Cola (and  other sodas)
Though cola has a lower GI ranking then some might expect, there are many other reasons to avoid cola, or any type of soda. There is nothing beneficial to the human body inside a can of soda (not to mention we should avoid drinking out of aluminum cans!).
Corn Syrup
Corn syrup has very little nutrition and should be avoided.
Refined, Pasteurized Honey
The nutrition is gone, and there is often high fructose corn syrup added to processed honey. Refined pasteurized honey is no better than white table sugar.
Refined Table Sugar
Conventionally grown, chemically processed, and striped of all beneficial properties, many health advocates believe that refined sugar is one of the two leading causes (high fructose corn syrup is the other) of nearly every health ailment known to man (or woman or child). Not only does it have a high GI ranking, but it also is extremely acidic to the body causing calcium and other mineral depletion from bones and organs (sugar is alkaline but has a very acidic effect on the body).
High Fructose Corn Syrup
Many health advocates believe that high fructose corn syrup and refined sugar are the two biggest contributors to health ailments in our society. High fructose corn syrup is a combination of sucrose and fructose.
Glucose (AKA Dextrose)
White bread was the benchmark, but for consistency glucose now holds the rating at 100.
Foods that have maltodextrin often say “Low Sugar” or “Complex Carbohydrate”, but this sweetener should be avoided!

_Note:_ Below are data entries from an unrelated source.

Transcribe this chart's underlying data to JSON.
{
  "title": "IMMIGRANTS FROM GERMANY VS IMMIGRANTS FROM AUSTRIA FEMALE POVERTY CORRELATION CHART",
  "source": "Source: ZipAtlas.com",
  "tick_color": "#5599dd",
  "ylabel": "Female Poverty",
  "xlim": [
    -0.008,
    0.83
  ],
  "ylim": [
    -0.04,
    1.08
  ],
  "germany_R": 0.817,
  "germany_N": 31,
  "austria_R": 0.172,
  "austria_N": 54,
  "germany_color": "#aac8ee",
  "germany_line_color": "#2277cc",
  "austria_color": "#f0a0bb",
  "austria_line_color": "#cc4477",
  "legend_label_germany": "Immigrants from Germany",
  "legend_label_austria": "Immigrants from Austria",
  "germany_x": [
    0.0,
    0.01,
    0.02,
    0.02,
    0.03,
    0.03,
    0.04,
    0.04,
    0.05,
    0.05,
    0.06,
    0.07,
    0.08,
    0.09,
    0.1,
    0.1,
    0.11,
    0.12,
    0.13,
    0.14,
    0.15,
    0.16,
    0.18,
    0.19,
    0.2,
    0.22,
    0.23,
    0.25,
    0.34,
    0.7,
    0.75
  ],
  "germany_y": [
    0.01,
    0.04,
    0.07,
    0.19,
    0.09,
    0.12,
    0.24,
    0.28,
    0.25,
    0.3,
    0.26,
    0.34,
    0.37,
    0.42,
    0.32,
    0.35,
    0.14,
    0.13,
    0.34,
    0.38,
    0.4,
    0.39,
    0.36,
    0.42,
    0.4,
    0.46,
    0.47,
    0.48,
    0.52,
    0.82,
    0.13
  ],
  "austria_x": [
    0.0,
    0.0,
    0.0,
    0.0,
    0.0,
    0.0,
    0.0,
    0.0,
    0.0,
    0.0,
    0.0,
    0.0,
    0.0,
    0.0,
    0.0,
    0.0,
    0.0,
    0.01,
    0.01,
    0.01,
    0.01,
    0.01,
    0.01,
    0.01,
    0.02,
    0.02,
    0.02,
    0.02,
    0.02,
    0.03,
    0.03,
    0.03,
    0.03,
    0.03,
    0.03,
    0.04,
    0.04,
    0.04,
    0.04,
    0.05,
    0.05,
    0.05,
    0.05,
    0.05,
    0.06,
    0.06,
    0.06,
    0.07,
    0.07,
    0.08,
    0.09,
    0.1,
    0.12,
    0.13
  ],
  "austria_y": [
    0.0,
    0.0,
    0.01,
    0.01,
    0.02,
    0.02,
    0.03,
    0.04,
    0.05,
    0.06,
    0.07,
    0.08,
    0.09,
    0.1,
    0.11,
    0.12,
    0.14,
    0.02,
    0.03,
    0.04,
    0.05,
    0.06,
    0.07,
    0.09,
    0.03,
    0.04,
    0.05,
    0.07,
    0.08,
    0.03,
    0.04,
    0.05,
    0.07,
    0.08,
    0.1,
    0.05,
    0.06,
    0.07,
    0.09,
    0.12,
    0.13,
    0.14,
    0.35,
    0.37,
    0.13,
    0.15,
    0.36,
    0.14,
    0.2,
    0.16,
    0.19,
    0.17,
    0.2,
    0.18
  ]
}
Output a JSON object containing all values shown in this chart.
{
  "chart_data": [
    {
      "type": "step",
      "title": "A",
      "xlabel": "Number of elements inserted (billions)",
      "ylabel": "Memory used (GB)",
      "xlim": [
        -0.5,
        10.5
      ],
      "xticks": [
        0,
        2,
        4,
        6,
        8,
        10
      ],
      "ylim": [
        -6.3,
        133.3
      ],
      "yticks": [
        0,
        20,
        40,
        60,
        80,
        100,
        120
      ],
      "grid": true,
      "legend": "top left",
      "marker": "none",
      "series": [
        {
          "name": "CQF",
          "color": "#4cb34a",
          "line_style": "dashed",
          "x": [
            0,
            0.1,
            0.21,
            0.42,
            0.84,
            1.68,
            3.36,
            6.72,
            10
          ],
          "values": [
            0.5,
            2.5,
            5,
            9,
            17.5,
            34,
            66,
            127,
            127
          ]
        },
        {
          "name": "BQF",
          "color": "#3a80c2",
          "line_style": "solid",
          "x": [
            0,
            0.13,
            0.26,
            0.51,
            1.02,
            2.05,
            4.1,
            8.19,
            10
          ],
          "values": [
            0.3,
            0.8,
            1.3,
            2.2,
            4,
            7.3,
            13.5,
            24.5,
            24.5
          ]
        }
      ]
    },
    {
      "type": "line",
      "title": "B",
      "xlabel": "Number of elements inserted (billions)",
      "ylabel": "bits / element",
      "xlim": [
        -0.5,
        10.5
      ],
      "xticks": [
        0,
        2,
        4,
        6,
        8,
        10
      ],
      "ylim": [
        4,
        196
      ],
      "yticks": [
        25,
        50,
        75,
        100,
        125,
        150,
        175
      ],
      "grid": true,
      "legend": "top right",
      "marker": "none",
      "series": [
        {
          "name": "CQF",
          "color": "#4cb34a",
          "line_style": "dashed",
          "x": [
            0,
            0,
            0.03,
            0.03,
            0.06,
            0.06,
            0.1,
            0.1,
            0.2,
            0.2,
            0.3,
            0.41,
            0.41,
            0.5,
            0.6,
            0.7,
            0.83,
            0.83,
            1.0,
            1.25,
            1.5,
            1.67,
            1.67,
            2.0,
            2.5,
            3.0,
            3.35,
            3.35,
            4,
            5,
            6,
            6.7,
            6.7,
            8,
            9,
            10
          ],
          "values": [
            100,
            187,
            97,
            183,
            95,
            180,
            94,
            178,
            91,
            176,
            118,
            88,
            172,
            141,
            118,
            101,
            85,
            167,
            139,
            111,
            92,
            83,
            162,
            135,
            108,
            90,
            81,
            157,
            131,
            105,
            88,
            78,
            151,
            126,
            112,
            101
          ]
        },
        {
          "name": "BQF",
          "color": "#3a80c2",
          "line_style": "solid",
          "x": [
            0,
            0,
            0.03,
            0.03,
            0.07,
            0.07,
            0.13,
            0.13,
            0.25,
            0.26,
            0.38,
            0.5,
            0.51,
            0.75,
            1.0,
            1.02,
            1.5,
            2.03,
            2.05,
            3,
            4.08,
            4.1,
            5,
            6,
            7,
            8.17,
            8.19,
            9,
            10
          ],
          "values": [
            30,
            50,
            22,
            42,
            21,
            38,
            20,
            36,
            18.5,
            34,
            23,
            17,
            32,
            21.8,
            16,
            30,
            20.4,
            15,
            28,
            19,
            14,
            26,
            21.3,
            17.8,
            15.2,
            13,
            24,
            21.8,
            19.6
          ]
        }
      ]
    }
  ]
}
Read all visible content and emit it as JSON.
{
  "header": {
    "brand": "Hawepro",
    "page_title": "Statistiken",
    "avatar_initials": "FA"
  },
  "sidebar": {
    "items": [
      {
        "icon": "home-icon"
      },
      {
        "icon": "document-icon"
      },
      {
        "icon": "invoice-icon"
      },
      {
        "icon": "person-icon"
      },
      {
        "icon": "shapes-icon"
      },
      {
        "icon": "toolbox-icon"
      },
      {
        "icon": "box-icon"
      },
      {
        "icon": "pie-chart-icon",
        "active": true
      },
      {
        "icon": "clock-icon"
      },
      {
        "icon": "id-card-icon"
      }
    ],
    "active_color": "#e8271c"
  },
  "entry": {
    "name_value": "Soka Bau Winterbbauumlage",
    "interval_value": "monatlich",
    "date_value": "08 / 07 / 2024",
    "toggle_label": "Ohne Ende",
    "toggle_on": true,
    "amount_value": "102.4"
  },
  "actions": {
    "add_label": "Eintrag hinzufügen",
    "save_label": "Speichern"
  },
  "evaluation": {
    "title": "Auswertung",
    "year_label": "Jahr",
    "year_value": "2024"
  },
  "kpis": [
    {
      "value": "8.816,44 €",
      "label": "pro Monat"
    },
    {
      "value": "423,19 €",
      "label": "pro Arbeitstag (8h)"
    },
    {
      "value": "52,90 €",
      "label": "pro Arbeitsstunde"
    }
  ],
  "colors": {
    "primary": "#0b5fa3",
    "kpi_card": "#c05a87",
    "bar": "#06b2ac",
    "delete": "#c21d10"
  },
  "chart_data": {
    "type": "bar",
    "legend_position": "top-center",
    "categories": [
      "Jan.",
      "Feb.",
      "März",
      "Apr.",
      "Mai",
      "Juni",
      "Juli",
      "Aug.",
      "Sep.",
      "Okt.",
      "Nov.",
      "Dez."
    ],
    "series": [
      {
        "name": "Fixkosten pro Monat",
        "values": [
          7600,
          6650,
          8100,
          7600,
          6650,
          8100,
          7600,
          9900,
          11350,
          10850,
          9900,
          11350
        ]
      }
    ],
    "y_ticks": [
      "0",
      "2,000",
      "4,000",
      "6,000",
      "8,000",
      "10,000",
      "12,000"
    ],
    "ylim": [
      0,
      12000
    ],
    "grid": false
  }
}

This chart gives you an idea of the work your body is going through to process all that sugar!

Here’s a challenge: Go to your pantry, and start reading ALL the labels on your food.  How many have one of the sugars listed above?  Even in products you wouldn’t expect there to be sugar?  Start educating yourself about just how much sugar you and your family are consuming.  I promise you will be surprised!

If you are thinking about going clean, take the plunge, and switch to coconut sugar!